実質賃金、2カ月連続減 2月、マイナス1・2% 物価高に追いつかず

 厚生労働省が7日公表した2月の毎月勤労統計調査(速報、従業員5人以上)によると、物価変動を考慮した1人当たりの実質賃金は、前年同月比1・2%減だった。マイナスは2カ月連続で、長引く物価高に賃上げが追いつかない状況だ。満額回答が相次いだ今春闘の結果が反映されるのは4月分以降になる見通し。
 名目賃金に当たる現金給与総額は3・1%増の28万9562円で38カ月連続のプラス。ただ、統計に用いる消費者物価指数が4・3%上がり、実質賃金は差し引きでマイナスとなった。
 実質賃金は2024年5月まで過去最長の26カ月連続マイナスを記録し、その後はボーナスが支給される夏と冬だけがプラス。通年でほぼプラスとなる状況に転じるかどうかについて、厚労省の担当者は「高い水準にある物価の動向次第だ」との見解を示した。

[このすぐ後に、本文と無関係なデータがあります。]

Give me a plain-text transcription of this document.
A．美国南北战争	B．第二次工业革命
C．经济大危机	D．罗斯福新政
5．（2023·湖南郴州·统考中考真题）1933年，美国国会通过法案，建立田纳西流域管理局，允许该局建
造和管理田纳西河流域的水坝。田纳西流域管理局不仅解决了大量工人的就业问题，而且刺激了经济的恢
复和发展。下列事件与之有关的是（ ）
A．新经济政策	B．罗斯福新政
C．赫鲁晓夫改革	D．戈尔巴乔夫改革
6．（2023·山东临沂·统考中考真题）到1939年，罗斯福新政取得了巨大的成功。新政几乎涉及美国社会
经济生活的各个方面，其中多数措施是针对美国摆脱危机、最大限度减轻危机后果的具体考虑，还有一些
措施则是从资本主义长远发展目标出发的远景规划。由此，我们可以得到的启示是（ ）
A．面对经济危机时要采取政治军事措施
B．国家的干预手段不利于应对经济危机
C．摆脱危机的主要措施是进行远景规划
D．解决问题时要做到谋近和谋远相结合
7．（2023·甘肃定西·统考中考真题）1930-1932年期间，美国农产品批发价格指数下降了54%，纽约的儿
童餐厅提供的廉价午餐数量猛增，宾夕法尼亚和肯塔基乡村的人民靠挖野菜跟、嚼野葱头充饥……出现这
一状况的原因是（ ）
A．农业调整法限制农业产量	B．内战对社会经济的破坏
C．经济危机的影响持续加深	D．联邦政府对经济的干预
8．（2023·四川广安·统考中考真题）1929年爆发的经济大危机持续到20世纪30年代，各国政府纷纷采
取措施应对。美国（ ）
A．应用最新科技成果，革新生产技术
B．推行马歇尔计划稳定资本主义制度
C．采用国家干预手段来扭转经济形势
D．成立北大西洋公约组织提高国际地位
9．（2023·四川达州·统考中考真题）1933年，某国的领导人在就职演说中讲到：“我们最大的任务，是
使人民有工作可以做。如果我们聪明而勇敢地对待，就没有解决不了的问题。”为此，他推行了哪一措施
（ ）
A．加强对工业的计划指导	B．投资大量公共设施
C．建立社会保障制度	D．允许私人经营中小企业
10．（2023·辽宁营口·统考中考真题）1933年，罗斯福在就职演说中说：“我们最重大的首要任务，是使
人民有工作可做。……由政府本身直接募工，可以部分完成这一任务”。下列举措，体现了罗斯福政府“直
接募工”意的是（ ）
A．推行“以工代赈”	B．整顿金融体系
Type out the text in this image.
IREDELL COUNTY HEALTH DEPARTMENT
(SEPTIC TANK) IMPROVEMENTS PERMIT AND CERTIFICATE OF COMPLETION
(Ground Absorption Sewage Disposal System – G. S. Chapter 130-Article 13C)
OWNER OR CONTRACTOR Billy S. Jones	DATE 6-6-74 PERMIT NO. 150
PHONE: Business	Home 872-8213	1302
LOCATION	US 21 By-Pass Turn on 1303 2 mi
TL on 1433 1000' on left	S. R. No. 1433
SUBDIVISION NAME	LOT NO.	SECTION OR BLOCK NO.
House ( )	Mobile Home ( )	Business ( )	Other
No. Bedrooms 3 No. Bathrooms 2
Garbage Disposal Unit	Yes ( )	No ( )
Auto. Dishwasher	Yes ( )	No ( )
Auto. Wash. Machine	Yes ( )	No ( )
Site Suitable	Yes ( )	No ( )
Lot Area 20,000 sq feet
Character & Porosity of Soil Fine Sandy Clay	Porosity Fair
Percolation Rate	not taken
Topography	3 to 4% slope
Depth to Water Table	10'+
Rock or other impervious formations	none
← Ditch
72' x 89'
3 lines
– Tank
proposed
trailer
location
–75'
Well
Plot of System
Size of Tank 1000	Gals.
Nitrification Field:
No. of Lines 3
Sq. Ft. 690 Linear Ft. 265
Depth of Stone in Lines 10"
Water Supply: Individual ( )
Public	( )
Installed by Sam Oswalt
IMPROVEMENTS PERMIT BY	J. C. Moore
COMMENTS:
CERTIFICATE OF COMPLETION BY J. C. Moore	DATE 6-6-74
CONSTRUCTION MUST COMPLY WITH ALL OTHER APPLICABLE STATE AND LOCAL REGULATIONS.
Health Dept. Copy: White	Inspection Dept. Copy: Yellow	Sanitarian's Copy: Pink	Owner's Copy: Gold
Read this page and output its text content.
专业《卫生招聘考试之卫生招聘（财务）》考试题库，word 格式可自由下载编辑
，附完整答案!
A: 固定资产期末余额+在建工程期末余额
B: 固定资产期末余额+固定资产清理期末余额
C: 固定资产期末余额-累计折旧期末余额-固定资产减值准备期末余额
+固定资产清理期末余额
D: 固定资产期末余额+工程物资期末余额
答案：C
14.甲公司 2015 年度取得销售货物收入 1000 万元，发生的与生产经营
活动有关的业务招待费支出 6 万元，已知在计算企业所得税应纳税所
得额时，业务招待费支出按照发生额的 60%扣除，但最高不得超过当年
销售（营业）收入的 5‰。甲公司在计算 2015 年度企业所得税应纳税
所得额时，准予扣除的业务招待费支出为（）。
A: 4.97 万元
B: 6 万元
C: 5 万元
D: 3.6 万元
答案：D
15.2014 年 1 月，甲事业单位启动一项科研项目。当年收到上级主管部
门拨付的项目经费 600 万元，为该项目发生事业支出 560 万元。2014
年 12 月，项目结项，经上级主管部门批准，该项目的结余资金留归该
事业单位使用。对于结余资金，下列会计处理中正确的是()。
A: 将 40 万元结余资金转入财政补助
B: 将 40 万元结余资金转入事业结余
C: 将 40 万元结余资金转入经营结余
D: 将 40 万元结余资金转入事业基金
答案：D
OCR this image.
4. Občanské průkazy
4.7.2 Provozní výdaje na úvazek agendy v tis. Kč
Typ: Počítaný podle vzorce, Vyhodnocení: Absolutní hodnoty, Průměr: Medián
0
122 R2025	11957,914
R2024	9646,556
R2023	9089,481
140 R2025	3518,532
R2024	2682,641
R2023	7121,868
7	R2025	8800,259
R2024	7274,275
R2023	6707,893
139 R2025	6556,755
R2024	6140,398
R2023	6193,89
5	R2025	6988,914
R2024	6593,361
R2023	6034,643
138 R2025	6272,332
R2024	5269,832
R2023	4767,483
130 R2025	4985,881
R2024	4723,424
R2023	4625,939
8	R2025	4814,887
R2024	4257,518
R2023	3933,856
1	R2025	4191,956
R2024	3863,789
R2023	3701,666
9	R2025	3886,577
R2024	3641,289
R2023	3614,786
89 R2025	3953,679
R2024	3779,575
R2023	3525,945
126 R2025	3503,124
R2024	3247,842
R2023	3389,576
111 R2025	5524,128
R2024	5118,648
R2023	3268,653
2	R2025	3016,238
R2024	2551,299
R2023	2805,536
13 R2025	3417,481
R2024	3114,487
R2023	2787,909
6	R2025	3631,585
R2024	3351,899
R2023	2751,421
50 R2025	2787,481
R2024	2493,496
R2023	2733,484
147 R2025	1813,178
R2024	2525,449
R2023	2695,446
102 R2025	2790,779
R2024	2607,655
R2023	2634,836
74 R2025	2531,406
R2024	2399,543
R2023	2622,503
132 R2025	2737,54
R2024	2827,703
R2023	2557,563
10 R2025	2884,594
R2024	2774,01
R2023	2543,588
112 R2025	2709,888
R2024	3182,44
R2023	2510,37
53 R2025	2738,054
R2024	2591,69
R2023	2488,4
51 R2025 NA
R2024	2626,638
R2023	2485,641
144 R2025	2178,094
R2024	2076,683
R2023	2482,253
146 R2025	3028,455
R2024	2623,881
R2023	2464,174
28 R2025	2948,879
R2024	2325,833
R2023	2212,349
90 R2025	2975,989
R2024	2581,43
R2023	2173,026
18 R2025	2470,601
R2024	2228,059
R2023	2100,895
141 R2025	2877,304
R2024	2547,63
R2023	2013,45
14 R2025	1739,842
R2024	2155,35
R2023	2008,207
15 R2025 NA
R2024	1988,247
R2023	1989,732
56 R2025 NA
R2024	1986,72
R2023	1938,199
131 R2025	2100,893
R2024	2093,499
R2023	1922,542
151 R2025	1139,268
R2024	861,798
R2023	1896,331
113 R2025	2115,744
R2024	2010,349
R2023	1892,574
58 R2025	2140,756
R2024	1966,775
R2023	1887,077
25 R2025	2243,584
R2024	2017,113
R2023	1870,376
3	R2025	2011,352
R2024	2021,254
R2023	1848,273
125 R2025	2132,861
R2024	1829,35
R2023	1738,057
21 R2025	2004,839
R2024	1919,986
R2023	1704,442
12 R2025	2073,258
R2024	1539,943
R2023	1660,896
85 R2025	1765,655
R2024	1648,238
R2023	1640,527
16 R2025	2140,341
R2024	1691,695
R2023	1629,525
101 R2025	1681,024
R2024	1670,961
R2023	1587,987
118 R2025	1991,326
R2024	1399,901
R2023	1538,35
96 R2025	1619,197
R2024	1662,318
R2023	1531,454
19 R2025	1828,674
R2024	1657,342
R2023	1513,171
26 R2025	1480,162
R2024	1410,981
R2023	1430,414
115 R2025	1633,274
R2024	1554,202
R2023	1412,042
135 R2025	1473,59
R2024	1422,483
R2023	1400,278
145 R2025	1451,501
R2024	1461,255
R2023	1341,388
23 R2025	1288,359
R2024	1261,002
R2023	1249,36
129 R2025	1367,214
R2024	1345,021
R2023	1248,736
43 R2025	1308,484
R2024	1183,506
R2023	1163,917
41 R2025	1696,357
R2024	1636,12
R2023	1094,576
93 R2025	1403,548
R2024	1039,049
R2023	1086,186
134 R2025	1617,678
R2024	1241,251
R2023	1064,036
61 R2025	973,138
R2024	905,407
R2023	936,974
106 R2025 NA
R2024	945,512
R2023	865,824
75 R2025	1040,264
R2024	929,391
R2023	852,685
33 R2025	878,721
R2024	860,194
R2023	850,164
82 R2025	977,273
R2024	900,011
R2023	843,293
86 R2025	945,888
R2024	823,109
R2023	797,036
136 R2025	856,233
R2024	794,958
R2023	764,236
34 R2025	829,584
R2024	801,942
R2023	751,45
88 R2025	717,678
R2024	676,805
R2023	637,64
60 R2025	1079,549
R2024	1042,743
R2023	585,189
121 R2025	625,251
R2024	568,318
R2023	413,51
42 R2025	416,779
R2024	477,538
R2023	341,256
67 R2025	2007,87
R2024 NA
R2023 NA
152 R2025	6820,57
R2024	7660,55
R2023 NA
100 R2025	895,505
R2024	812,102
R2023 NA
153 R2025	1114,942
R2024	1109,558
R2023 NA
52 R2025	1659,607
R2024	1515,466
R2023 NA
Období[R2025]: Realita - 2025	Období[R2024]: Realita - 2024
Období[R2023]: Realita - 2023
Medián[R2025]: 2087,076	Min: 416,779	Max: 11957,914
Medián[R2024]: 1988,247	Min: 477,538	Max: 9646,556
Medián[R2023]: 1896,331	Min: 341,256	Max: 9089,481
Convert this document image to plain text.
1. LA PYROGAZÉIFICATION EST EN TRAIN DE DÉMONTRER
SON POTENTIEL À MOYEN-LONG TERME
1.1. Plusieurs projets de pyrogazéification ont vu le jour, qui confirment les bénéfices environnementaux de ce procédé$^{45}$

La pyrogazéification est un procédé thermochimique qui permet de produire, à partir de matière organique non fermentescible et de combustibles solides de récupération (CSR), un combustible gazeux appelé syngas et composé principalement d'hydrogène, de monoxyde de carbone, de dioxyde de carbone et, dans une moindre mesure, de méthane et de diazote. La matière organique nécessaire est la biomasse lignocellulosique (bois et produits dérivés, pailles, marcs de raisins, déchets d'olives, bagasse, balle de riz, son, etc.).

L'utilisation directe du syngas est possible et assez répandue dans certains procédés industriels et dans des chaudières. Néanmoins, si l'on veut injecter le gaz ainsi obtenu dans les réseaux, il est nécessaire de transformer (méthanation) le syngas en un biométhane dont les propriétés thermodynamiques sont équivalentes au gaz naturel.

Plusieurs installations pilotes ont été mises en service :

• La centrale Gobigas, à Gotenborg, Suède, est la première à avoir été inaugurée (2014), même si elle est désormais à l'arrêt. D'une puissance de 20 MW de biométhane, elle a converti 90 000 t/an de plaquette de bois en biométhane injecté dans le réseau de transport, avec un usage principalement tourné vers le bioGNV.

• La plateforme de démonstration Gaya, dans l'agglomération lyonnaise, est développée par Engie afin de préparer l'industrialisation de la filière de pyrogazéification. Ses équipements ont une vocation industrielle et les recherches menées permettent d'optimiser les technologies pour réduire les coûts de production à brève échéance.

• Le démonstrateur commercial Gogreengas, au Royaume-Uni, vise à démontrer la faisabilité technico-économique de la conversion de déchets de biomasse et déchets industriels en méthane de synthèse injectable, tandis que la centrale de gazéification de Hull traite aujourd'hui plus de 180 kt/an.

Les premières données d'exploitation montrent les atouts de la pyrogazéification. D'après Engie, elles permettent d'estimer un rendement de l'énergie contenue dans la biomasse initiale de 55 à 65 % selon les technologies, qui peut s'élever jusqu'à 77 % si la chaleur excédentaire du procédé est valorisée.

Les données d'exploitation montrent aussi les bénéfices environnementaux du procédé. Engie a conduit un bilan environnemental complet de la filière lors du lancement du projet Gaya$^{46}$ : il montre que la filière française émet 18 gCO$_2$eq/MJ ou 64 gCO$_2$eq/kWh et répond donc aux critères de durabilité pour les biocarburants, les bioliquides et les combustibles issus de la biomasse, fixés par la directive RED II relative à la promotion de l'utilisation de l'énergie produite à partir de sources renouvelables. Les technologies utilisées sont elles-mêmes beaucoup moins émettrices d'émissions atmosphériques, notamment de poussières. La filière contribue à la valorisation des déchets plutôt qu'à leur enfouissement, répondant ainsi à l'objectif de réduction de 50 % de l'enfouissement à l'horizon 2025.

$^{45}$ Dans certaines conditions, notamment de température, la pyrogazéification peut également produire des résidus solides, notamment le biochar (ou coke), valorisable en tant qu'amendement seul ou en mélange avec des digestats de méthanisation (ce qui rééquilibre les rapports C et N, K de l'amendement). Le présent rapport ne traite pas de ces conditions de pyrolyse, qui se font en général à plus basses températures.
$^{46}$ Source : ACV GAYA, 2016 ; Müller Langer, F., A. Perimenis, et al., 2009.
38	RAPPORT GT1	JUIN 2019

 給与総額の内訳は、基本給を含む所定内給与が1・6%増、残業代などの所定外給与は2・2%増。主にボーナスが占める「特別に支払われた給与」は8617円と少額ながら、前年が少なかったため77・4%増となった。
 給与総額を就業形態別に見ると、フルタイムの一般労働者は3・7%増の37万3099円、パートタイム労働者は2・4%増の10万7572円。
 ボーナスの状況も発表した。24年末に支給した事業所では、1人当たりの平均額が前年比2・5%増の41万3277円となり、4年連続のプラスとなった。